Да кому нужна твоя немецкая медь в Ситэ де Люмьер? Пока татлинский рассказ произносился в манере столь сокрушительной для пикассовского представления о России и русских, хозяин мастерской несколько раз открывал дверь студии и кричал кому-то вниз что-то грубое, из которого Татлин улавливал только общеизвестные звукосочетания: «сале», «мерд», «аржан», «мамона», ну вот, пожалуй, и все. Закрыв дверь, он возвращался к столу — вернее, к небольшому его куску рядом с отодвинутой массой художественных вещей: красок, палитр, кистей, резцов, шпателей, лекал, ножниц и ножей, рулонов бумаги и холстов, картонов, фанерок, мотков веревок, цинковых пластин — словом, клише, клише и клише, без которых не обойдешься при описании стола художника. Татлин делал вид, что это его не интересует, а на самом деле куча художественного материала интересовала его, может быть, больше, чем сам художник. Меж тем на свободном пространстве маэстро тесаком времен Колумба рубал колбасу тех же времен, вялый лук прошлогоднего урожая, наливал стаканы и волнообразным движением ладони приглашал непрошеного гостя: аллези, мон Татли!

Из всей болтовни долговязого парня он понял только то, что тот тоже художник, что он из футуристов (кто сейчас не из них?), что он просил в Германии милостыню и притворялся слепым, пока не прозрел и не ускакал на Пегасусе в Париж. Словом, это был свой, сумасшедший XX века, и почему-то как нельзя кстати.

В очередной раз, когда Пикассо орал что-то вниз, Татлин сбросил туда мешок с никчемным германским металлом, и вдруг все волшебным образом изменилось. Явились те, кого так шумно звали: Нинетт и Маркизетт, они же Пышечка и Жирафка, музы этого квартала. Первая тут же уселась на костлявые колени гостя, вторая обвилась вокруг мускулистого торса хозяина. Вот видишь, как хорошо, мон Татли! Тебе ничего, что кожа у них не пупырчатая? Да ничего, сойдет.

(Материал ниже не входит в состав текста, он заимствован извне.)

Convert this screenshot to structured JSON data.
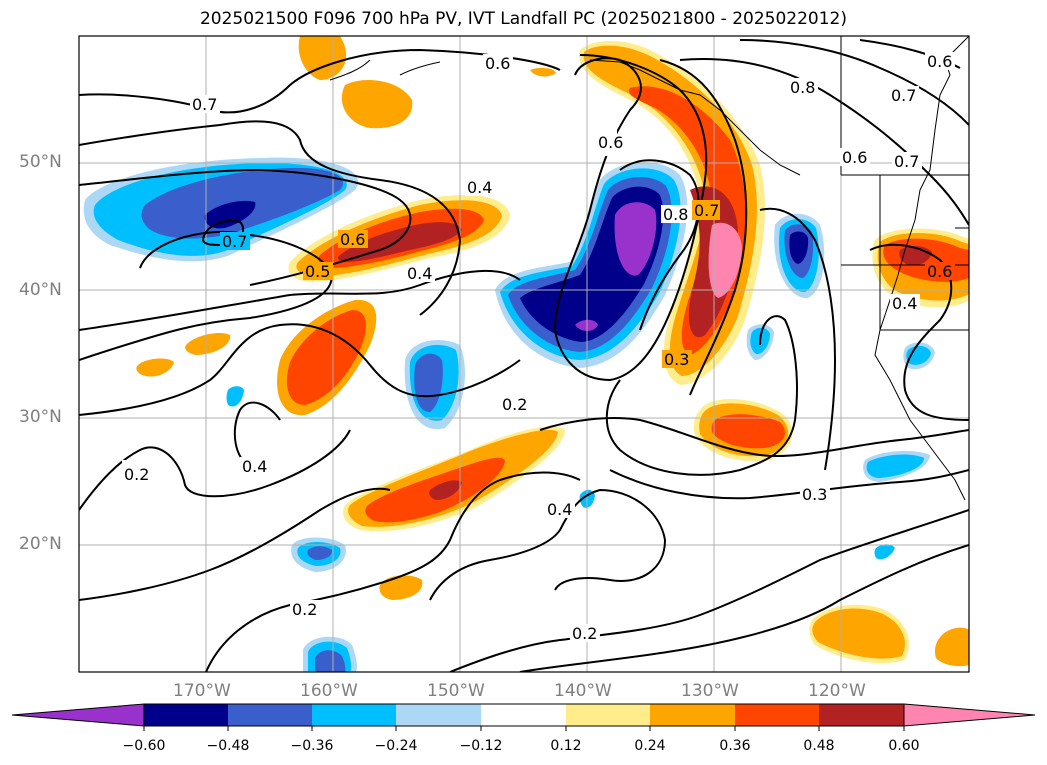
{
  "title": "2025021500 F096 700 hPa PV, IVT Landfall PC (2025021800 - 2025022012)",
  "map": {
    "lat_labels": [
      "50°N",
      "40°N",
      "30°N",
      "20°N"
    ],
    "lon_labels": [
      "170°W",
      "160°W",
      "150°W",
      "140°W",
      "130°W",
      "120°W"
    ],
    "contour_labels": [
      "0.6",
      "0.7",
      "0.8",
      "0.6",
      "0.7",
      "0.6",
      "0.7",
      "0.6",
      "0.8",
      "0.7",
      "0.4",
      "0.6",
      "0.5",
      "0.4",
      "0.7",
      "0.4",
      "0.3",
      "0.2",
      "0.4",
      "0.2",
      "0.4",
      "0.3",
      "0.2",
      "0.2",
      "0.6"
    ]
  },
  "colorbar": {
    "labels": [
      "−0.60",
      "−0.48",
      "−0.36",
      "−0.24",
      "−0.12",
      "0.12",
      "0.24",
      "0.36",
      "0.48",
      "0.60"
    ],
    "colors": [
      "#9932cc",
      "#00008b",
      "#3a5fcd",
      "#00bfff",
      "#add8f5",
      "#ffffff",
      "#ffec8b",
      "#ffa500",
      "#ff4500",
      "#b22222",
      "#ff85b0"
    ]
  }
}
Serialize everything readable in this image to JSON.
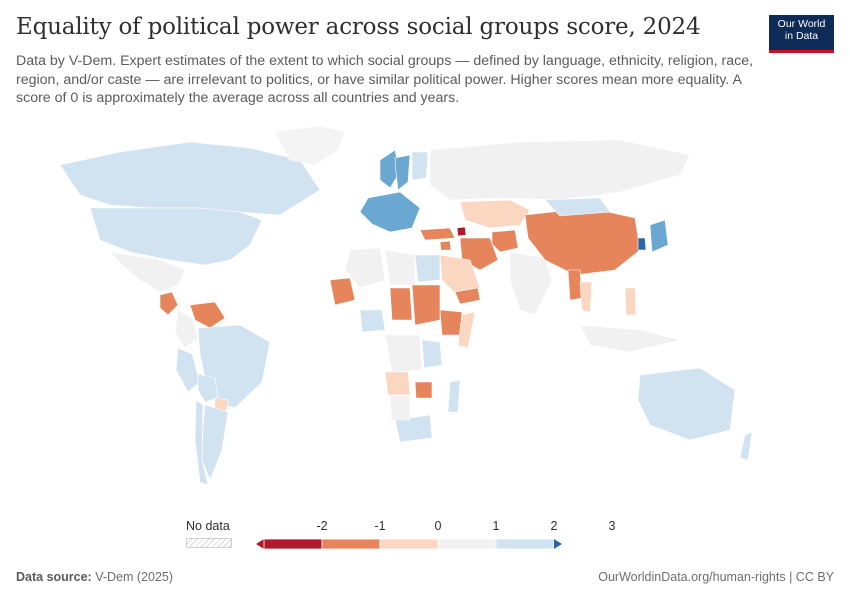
{
  "header": {
    "title": "Equality of political power across social groups score, 2024",
    "subtitle": "Data by V-Dem. Expert estimates of the extent to which social groups — defined by language, ethnicity, religion, race, region, and/or caste — are irrelevant to politics, or have similar political power. Higher scores mean more equality. A score of 0 is approximately the average across all countries and years."
  },
  "logo": {
    "line1": "Our World",
    "line2": "in Data",
    "bg": "#0e2a56",
    "accent": "#c8102e"
  },
  "legend": {
    "no_data_label": "No data",
    "ticks": [
      "-2",
      "-1",
      "0",
      "1",
      "2",
      "3"
    ],
    "colors": [
      "#b2182b",
      "#e6845c",
      "#fbd6c0",
      "#f1f1f1",
      "#d1e3f0",
      "#6aa8d2",
      "#2a67a8"
    ]
  },
  "footer": {
    "source_label": "Data source:",
    "source": "V-Dem (2025)",
    "url": "OurWorldinData.org/human-rights | CC BY"
  },
  "chart_data": {
    "type": "choropleth",
    "year": 2024,
    "scale_breaks": [
      -2,
      -1,
      0,
      1,
      2,
      3
    ],
    "regions": [
      {
        "name": "Canada",
        "value": 1.5
      },
      {
        "name": "United States",
        "value": 1.5
      },
      {
        "name": "Greenland",
        "value": null
      },
      {
        "name": "Mexico",
        "value": 0.5
      },
      {
        "name": "Nicaragua",
        "value": -1.5
      },
      {
        "name": "Venezuela",
        "value": -1.5
      },
      {
        "name": "Colombia",
        "value": 0.5
      },
      {
        "name": "Brazil",
        "value": 1.5
      },
      {
        "name": "Peru",
        "value": 1.5
      },
      {
        "name": "Bolivia",
        "value": 1.5
      },
      {
        "name": "Paraguay",
        "value": -0.5
      },
      {
        "name": "Argentina",
        "value": 1.5
      },
      {
        "name": "Chile",
        "value": 1.5
      },
      {
        "name": "Western Europe",
        "value": 2.5
      },
      {
        "name": "Norway",
        "value": 2.5
      },
      {
        "name": "Sweden",
        "value": 2.5
      },
      {
        "name": "Finland",
        "value": 1.5
      },
      {
        "name": "Russia",
        "value": 0.5
      },
      {
        "name": "Kazakhstan",
        "value": -0.5
      },
      {
        "name": "Azerbaijan",
        "value": -2.5
      },
      {
        "name": "Turkey",
        "value": -1.5
      },
      {
        "name": "Syria",
        "value": -1.5
      },
      {
        "name": "Iran",
        "value": -1.5
      },
      {
        "name": "Afghanistan",
        "value": -1.5
      },
      {
        "name": "Saudi Arabia",
        "value": -0.5
      },
      {
        "name": "Yemen",
        "value": -1.5
      },
      {
        "name": "India",
        "value": 0.5
      },
      {
        "name": "China",
        "value": -1.5
      },
      {
        "name": "Mongolia",
        "value": 1.5
      },
      {
        "name": "Japan",
        "value": 2.5
      },
      {
        "name": "South Korea",
        "value": 3.5
      },
      {
        "name": "Myanmar",
        "value": -1.5
      },
      {
        "name": "Thailand",
        "value": -0.5
      },
      {
        "name": "Philippines",
        "value": -0.5
      },
      {
        "name": "Indonesia",
        "value": 0.5
      },
      {
        "name": "Australia",
        "value": 1.5
      },
      {
        "name": "New Zealand",
        "value": 1.5
      },
      {
        "name": "Algeria",
        "value": 0.5
      },
      {
        "name": "Mali",
        "value": -1.5
      },
      {
        "name": "Libya",
        "value": 0.5
      },
      {
        "name": "Egypt",
        "value": 1.5
      },
      {
        "name": "Chad",
        "value": -1.5
      },
      {
        "name": "Sudan",
        "value": -1.5
      },
      {
        "name": "Ethiopia",
        "value": -1.5
      },
      {
        "name": "Somalia",
        "value": -0.5
      },
      {
        "name": "Nigeria",
        "value": 1.5
      },
      {
        "name": "DR Congo",
        "value": 0.5
      },
      {
        "name": "Angola",
        "value": -0.5
      },
      {
        "name": "Tanzania",
        "value": 1.5
      },
      {
        "name": "Zimbabwe",
        "value": -1.5
      },
      {
        "name": "South Africa",
        "value": 1.5
      },
      {
        "name": "Madagascar",
        "value": 1.5
      },
      {
        "name": "Namibia",
        "value": 0.5
      }
    ]
  }
}
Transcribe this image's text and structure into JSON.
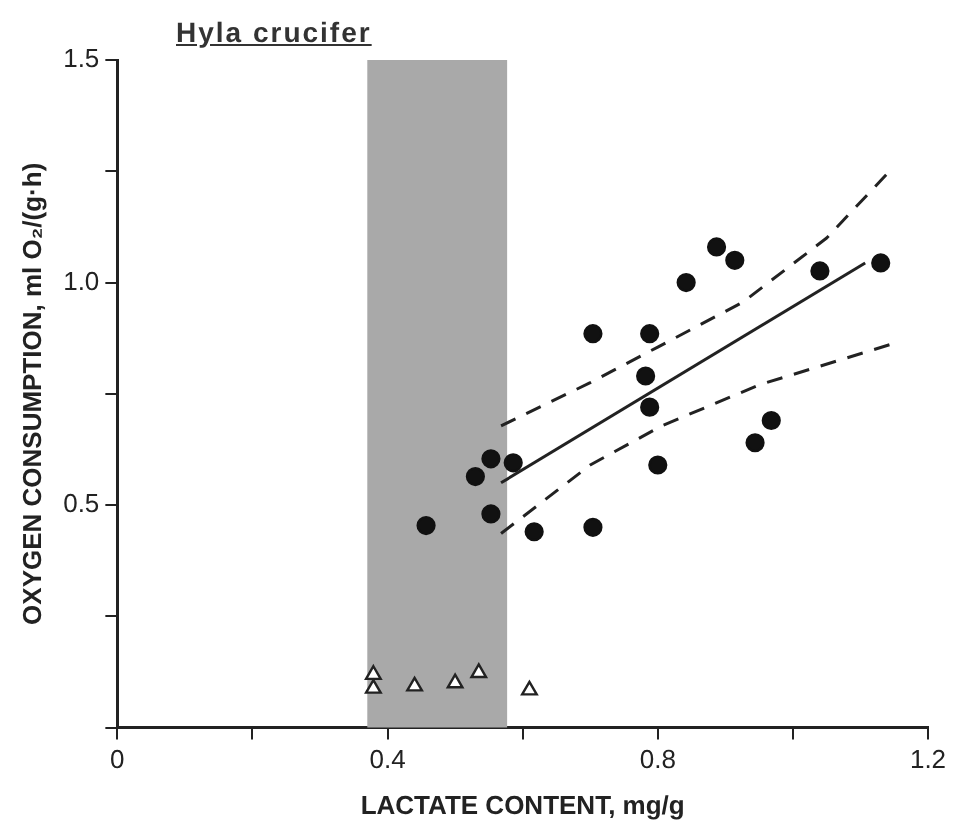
{
  "chart_data": {
    "type": "scatter",
    "title": "Hyla crucifer",
    "xlabel": "LACTATE CONTENT, mg/g",
    "ylabel": "OXYGEN CONSUMPTION, ml O₂/(g·h)",
    "xlim": [
      0,
      1.2
    ],
    "ylim": [
      0,
      1.5
    ],
    "xticks": [
      0,
      {
        "value": 0.2,
        "label": null
      },
      0.4,
      {
        "value": 0.6,
        "label": null
      },
      0.8,
      {
        "value": 1.0,
        "label": null
      },
      1.2
    ],
    "yticks": [
      {
        "value": 0,
        "label": null
      },
      {
        "value": 0.25,
        "label": null
      },
      0.5,
      {
        "value": 0.75,
        "label": null
      },
      {
        "value": 1.0,
        "label": "1.0"
      },
      {
        "value": 1.25,
        "label": null
      },
      {
        "value": 1.5,
        "label": "1.5"
      }
    ],
    "grid": false,
    "legend": false,
    "bands": [
      {
        "axis": "x",
        "from": 0.37,
        "to": 0.577,
        "color": "#a9a9a9"
      }
    ],
    "series": [
      {
        "type": "scatter",
        "marker": "circle",
        "color": "#111111",
        "x": [
          0.457,
          0.53,
          0.553,
          0.553,
          0.586,
          0.617,
          0.704,
          0.704,
          0.788,
          0.782,
          0.788,
          0.8,
          0.842,
          0.887,
          0.914,
          0.944,
          0.968,
          1.04,
          1.13
        ],
        "values": [
          0.454,
          0.564,
          0.604,
          0.48,
          0.595,
          0.44,
          0.885,
          0.45,
          0.885,
          0.79,
          0.72,
          0.59,
          1.0,
          1.08,
          1.05,
          0.64,
          0.69,
          1.026,
          1.044
        ]
      },
      {
        "type": "scatter",
        "marker": "triangle",
        "color": "#222222",
        "x": [
          0.379,
          0.379,
          0.44,
          0.5,
          0.535,
          0.61
        ],
        "values": [
          0.119,
          0.088,
          0.093,
          0.1,
          0.123,
          0.084
        ]
      },
      {
        "type": "line",
        "marker": "none",
        "line_style": "solid",
        "color": "#222222",
        "x": [
          0.568,
          1.107
        ],
        "values": [
          0.55,
          1.044
        ]
      },
      {
        "type": "line",
        "marker": "none",
        "line_style": "dashed",
        "color": "#222222",
        "x": [
          0.568,
          0.7,
          0.8,
          0.926,
          1.05,
          1.143
        ],
        "values": [
          0.678,
          0.775,
          0.855,
          0.956,
          1.1,
          1.25
        ]
      },
      {
        "type": "line",
        "marker": "none",
        "line_style": "dashed",
        "color": "#222222",
        "x": [
          0.568,
          0.7,
          0.806,
          0.95,
          1.149
        ],
        "values": [
          0.436,
          0.59,
          0.678,
          0.77,
          0.863
        ]
      }
    ]
  }
}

Прибежал, запыхавшись, эльзасец, хозяин подвального кафе, принес еще две бутыли красного и огромную сковороду с шукрутом.

— Эх, хорошо сидим! — воскликнул Володька. Он давно уже сбросил свое сукнецо и остался в матросской тельняшке.

Нинетка, хохоча, оттягивала толстый трикотаж и заглядывала внутрь. Пикассо накручивал ручку американского граммофона, недавно подаренного ему заморским коллекционером Гугенхорном, или как его там. Удивительная скорость машины позволяла ей исполнять новомодные танцы. Маркизетка выкаблучивала матлот. Татлин поставил себе на голову полный стакан и прошелся в лезгинке.

— Татлин, ты сумасшедший? — спросил его Пикассо.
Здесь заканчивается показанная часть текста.